Cuando llegaron al Mercado Central, las mochileras volvieron a meter el alma en el cuerpo.
–Cheee, que cagazo que tenía. Yo cuando ví que doblamos para el otro lado dije acá no contamos el cuento- le confesó la morocha a la rubia.
-Boluda, ¡vos estabas más pálida!- se rió la otra.
Mientras, los potenciales asesinos hacían malabares para subir cajones de tomates y papas al camión.
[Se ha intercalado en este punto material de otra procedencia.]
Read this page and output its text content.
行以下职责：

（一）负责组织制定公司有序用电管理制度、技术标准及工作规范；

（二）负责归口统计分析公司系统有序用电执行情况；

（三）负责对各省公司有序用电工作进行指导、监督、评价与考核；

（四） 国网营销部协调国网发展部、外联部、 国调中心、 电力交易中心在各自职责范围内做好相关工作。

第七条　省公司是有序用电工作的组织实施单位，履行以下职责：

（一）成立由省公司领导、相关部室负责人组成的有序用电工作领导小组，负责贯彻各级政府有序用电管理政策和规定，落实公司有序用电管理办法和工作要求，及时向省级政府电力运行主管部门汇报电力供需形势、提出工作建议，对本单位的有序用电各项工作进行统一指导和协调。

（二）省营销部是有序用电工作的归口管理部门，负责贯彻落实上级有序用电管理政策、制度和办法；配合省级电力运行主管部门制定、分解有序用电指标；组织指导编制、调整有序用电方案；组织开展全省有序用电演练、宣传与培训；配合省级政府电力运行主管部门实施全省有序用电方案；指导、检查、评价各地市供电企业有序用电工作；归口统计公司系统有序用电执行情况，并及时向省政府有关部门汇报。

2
Llovía intensamente y el trabajo se complicaba. El estacionamiento estaba lleno, había que maniobrar con la carga y asegurarla para el viaje que quedaba. Faltaban más de doce horas hasta el mercado de Resistencia, donde el grupo de abusadores contenidos tenía su propio puesto de verduras. Todas las semanas viajaban hasta La Quiaca y, desde allí venían bajando la quebrada, juntando cajones por los campos. Las chicas les habían hecho dedo en Tilcara, felices de haber pegado un viaje hasta Resistencia, que era más de la mitad del camino que tenían que recorrer de vuelta a casa.
En medio del laburo de la carga, los delincuentes se preocuparon por atender a sus pasajeras y les prepararon el calentador para poner unos mates. Cuando todo estuvo empotrado en la caja del camión, uno de los tipos, el más panzón y charlatán, cayó con una bolsa enorme de fiambres y pan. -Para la cena- dijo. Entre los asientos despanzurrados del flete artesanal, las mochileras eran unas reinas.
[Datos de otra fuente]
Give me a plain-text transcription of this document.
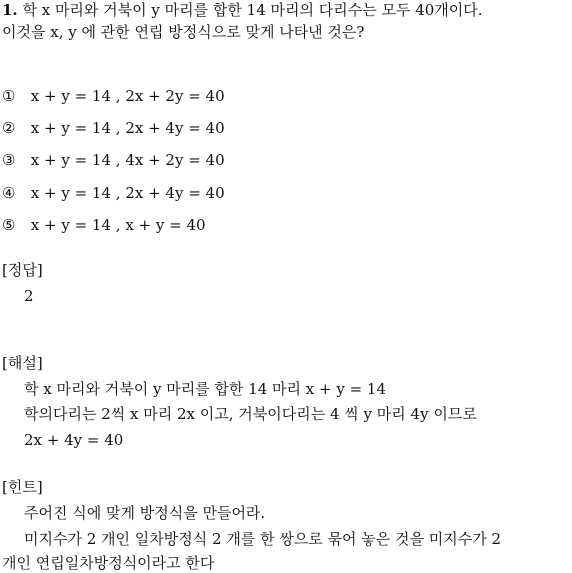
1. 학 x 마리와 거북이 y 마리를 합한 14 마리의 다리수는 모두 40개이다.
이것을 x, y 에 관한 연립 방정식으로 맞게 나타낸 것은?
① x + y = 14 , 2x + 2y = 40
② x + y = 14 , 2x + 4y = 40
③ x + y = 14 , 4x + 2y = 40
④ x + y = 14 , 2x + 4y = 40
⑤ x + y = 14 , x + y = 40
[정답]
2
[해설]
학 x 마리와 거북이 y 마리를 합한 14 마리 x + y = 14
학의다리는 2씩 x 마리 2x 이고, 거북이다리는 4 씩 y 마리 4y 이므로
2x + 4y = 40
[힌트]
주어진 식에 맞게 방정식을 만들어라.
미지수가 2 개인 일차방정식 2 개를 한 쌍으로 묶어 놓은 것을 미지수가 2
개인 연립일차방정식이라고 한다
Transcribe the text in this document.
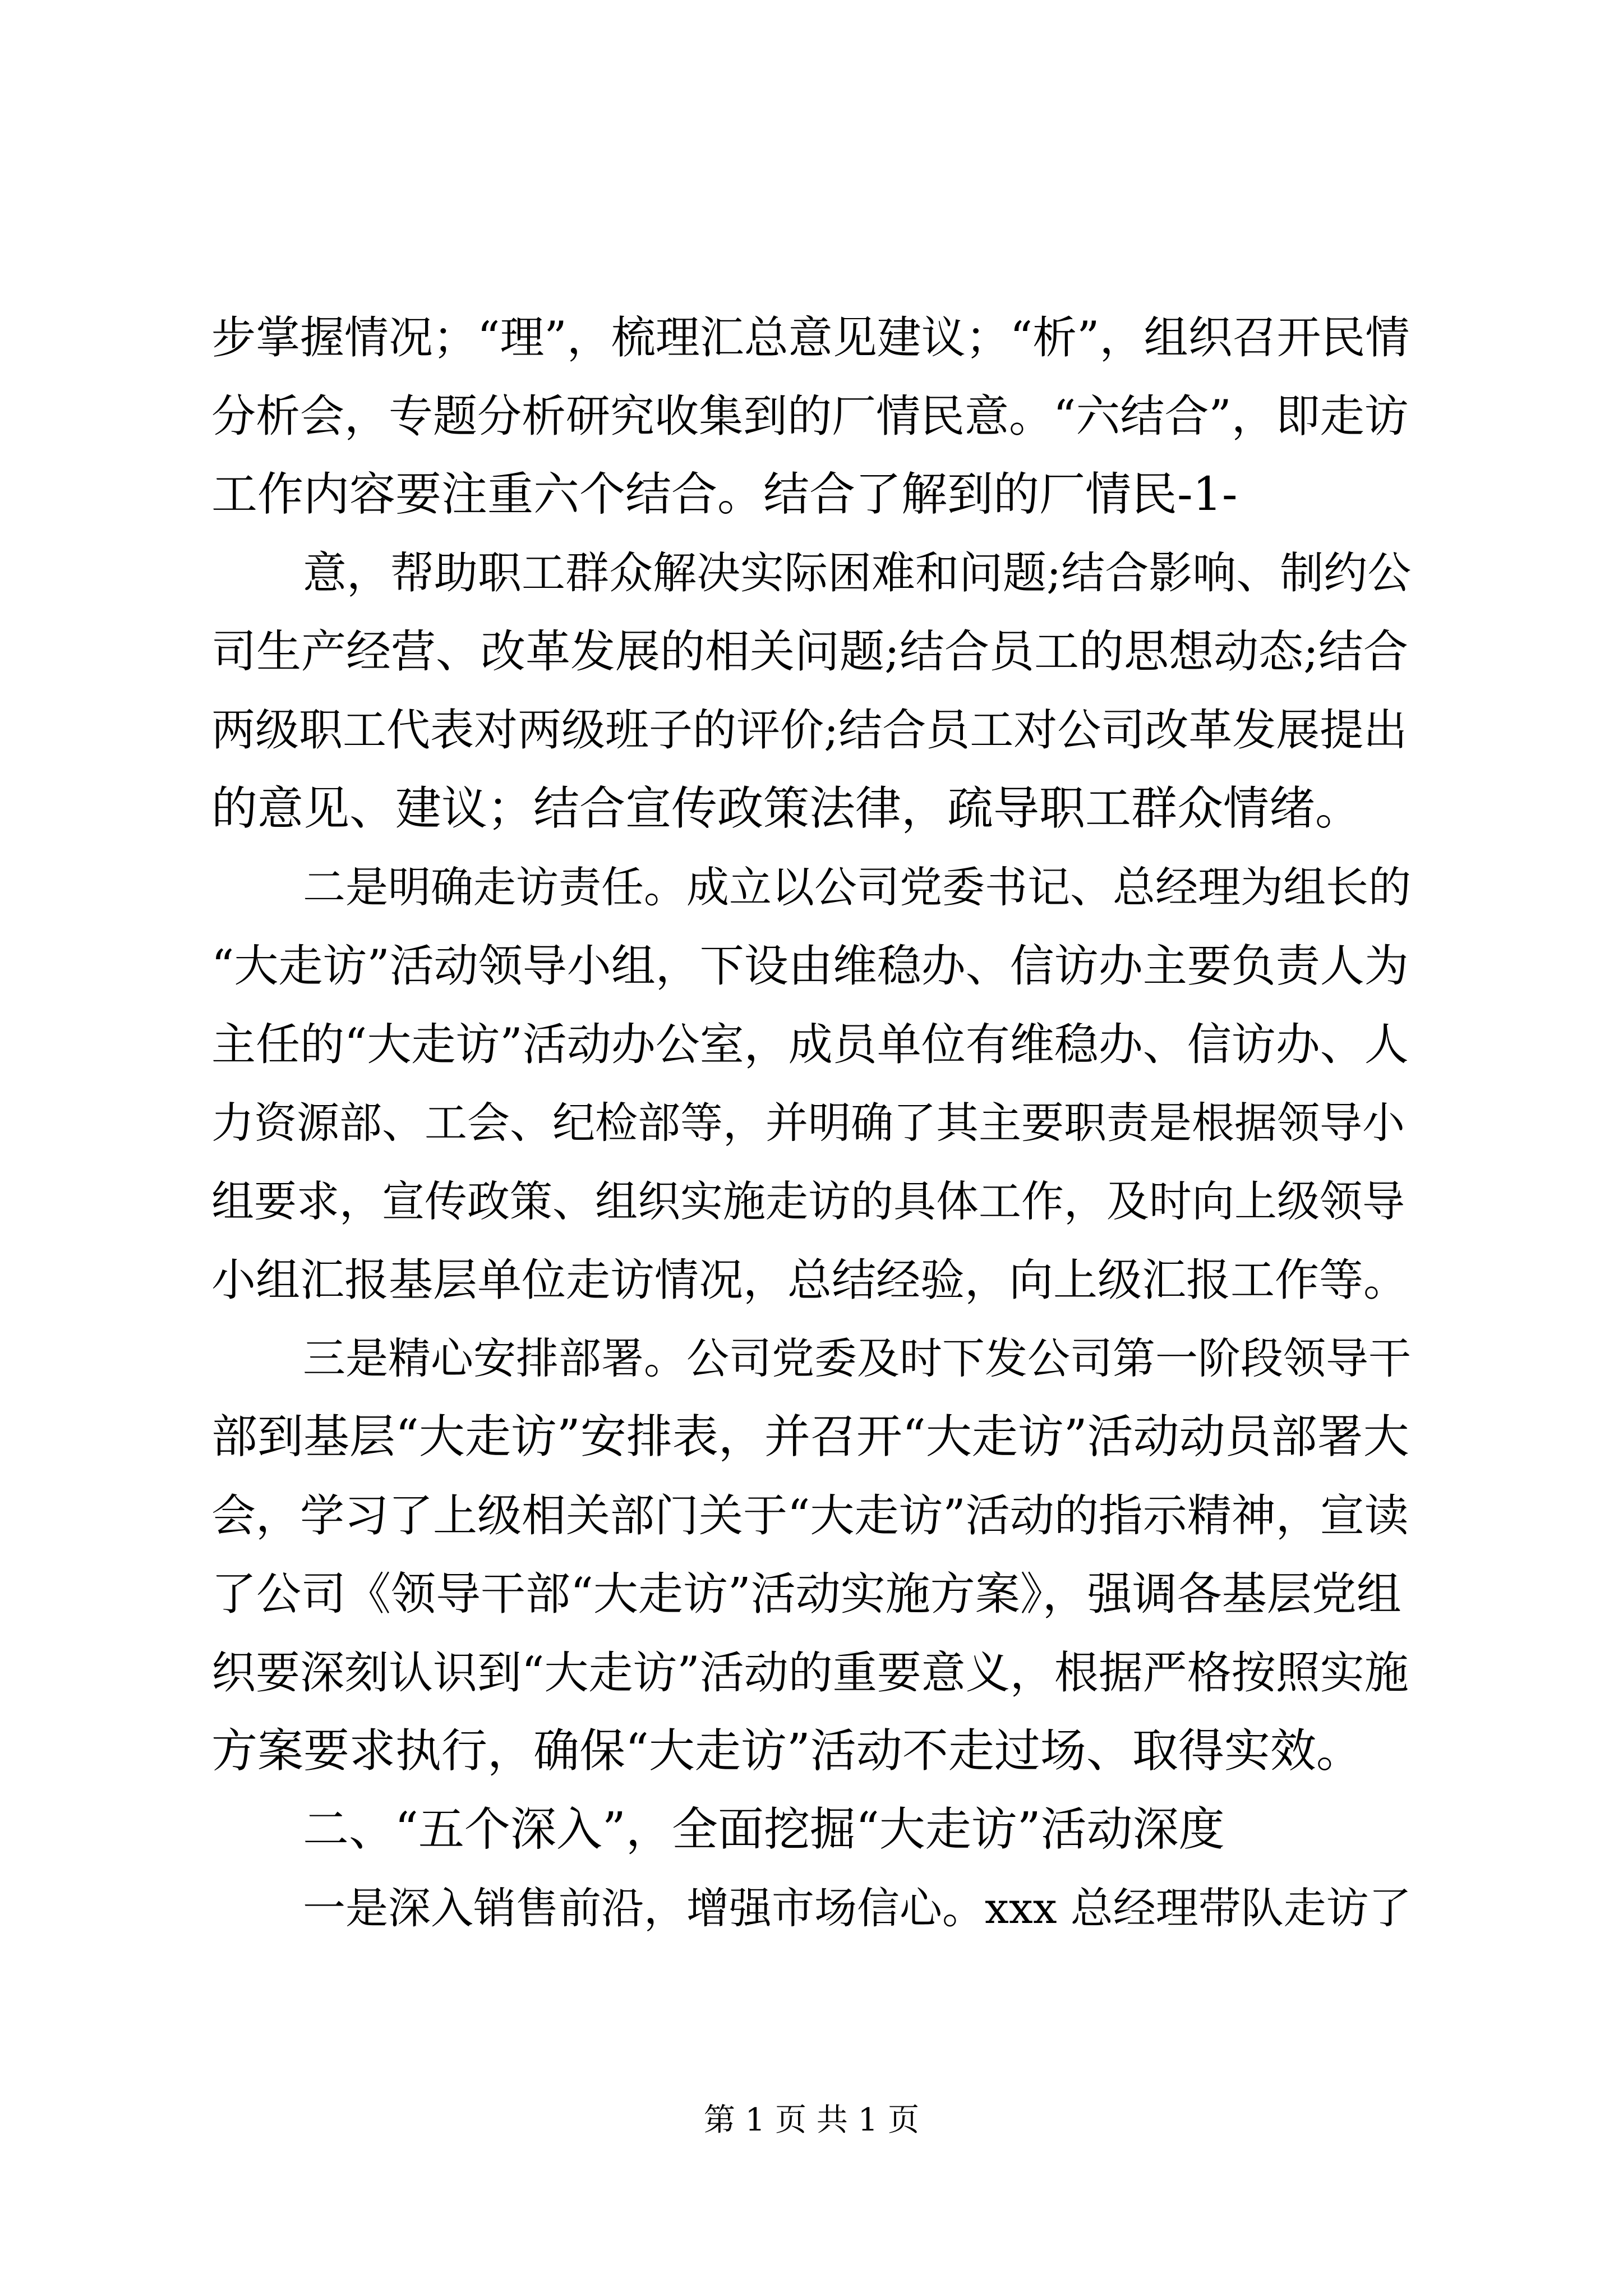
步掌握情况；“理”，梳理汇总意见建议；“析”，组织召开民情
分析会，专题分析研究收集到的厂情民意。“六结合”，即走访
工作内容要注重六个结合。结合了解到的厂情民-1-
意，帮助职工群众解决实际困难和问题;结合影响、制约公
司生产经营、改革发展的相关问题;结合员工的思想动态;结合
两级职工代表对两级班子的评价;结合员工对公司改革发展提出
的意见、建议；结合宣传政策法律，疏导职工群众情绪。
二是明确走访责任。成立以公司党委书记、总经理为组长的
“大走访”活动领导小组，下设由维稳办、信访办主要负责人为
主任的“大走访”活动办公室，成员单位有维稳办、信访办、人
力资源部、工会、纪检部等，并明确了其主要职责是根据领导小
组要求，宣传政策、组织实施走访的具体工作，及时向上级领导
小组汇报基层单位走访情况，总结经验，向上级汇报工作等。
三是精心安排部署。公司党委及时下发公司第一阶段领导干
部到基层“大走访”安排表，并召开“大走访”活动动员部署大
会，学习了上级相关部门关于“大走访”活动的指示精神，宣读
了公司《领导干部“大走访”活动实施方案》，强调各基层党组
织要深刻认识到“大走访”活动的重要意义，根据严格按照实施
方案要求执行，确保“大走访”活动不走过场、取得实效。
二、“五个深入”，全面挖掘“大走访”活动深度
一是深入销售前沿，增强市场信心。xxx 总经理带队走访了
第 1 页 共 1 页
A la llegada al mercado chaqueño, las chicas ya tenían un remisse esperando para llevarlas hasta la Terminal. Los camioneros habían llamado antes para solicitarlo y, un par de pueblos antes, hasta se habían bajado en una disquería a comprar “algún CD de rock para las chicas”, porque arriba del vehículo no había más que rabanitos y cumbias, cumbias, cumbias.
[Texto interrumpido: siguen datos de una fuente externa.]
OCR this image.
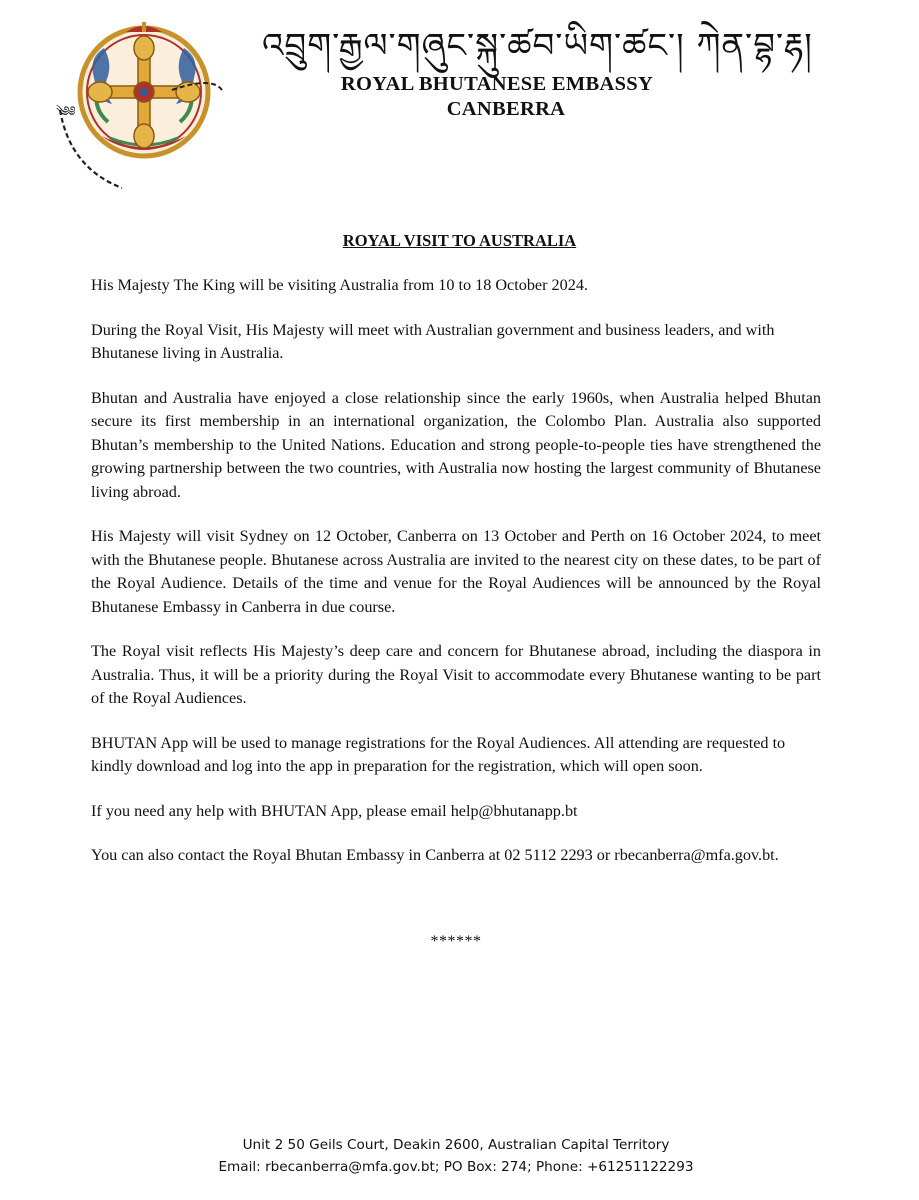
༄༅
འབྲུག་རྒྱལ་གཞུང་སྐུ་ཚབ་ཡིག་ཚང་། ཀེན་བྷ་རྷ།
ROYAL BHUTANESE EMBASSY
CANBERRA
ROYAL VISIT TO AUSTRALIA

His Majesty The King will be visiting Australia from 10 to 18 October 2024.

During the Royal Visit, His Majesty will meet with Australian government and business leaders, and with Bhutanese living in Australia.

Bhutan and Australia have enjoyed a close relationship since the early 1960s, when Australia helped Bhutan secure its first membership in an international organization, the Colombo Plan. Australia also supported Bhutan’s membership to the United Nations. Education and strong people-to-people ties have strengthened the growing partnership between the two countries, with Australia now hosting the largest community of Bhutanese living abroad.

His Majesty will visit Sydney on 12 October, Canberra on 13 October and Perth on 16 October 2024, to meet with the Bhutanese people. Bhutanese across Australia are invited to the nearest city on these dates, to be part of the Royal Audience. Details of the time and venue for the Royal Audiences will be announced by the Royal Bhutanese Embassy in Canberra in due course.

The Royal visit reflects His Majesty’s deep care and concern for Bhutanese abroad, including the diaspora in Australia. Thus, it will be a priority during the Royal Visit to accommodate every Bhutanese wanting to be part of the Royal Audiences.

BHUTAN App will be used to manage registrations for the Royal Audiences. All attending are requested to kindly download and log into the app in preparation for the registration, which will open soon.

If you need any help with BHUTAN App, please email help@bhutanapp.bt

You can also contact the Royal Bhutan Embassy in Canberra at 02 5112 2293 or rbecanberra@mfa.gov.bt.

******
Unit 2 50 Geils Court, Deakin 2600, Australian Capital Territory
Email: rbecanberra@mfa.gov.bt; PO Box: 274; Phone: +61251122293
Por supuesto que les dejaron el colchón de atrás para dormir, aún cuando venían extenuados de cargar kilos de verduras y hortalizas y descansar en estaciones de servicio. Poco miedo inspiraban ya esos malhechores que horas atrás, por condición de la leyenda, debían haberlas desmembrado y enterrado en el patio de una casa abandonada. Esta vez debe haber sucedido alguna de estas cosas: o bien funcionaron las cadenas de oración a la distancia, o bien el hombre es naturalmente bueno y es la vida massmediática la que lo corrompe. Lo sabrán los caminos.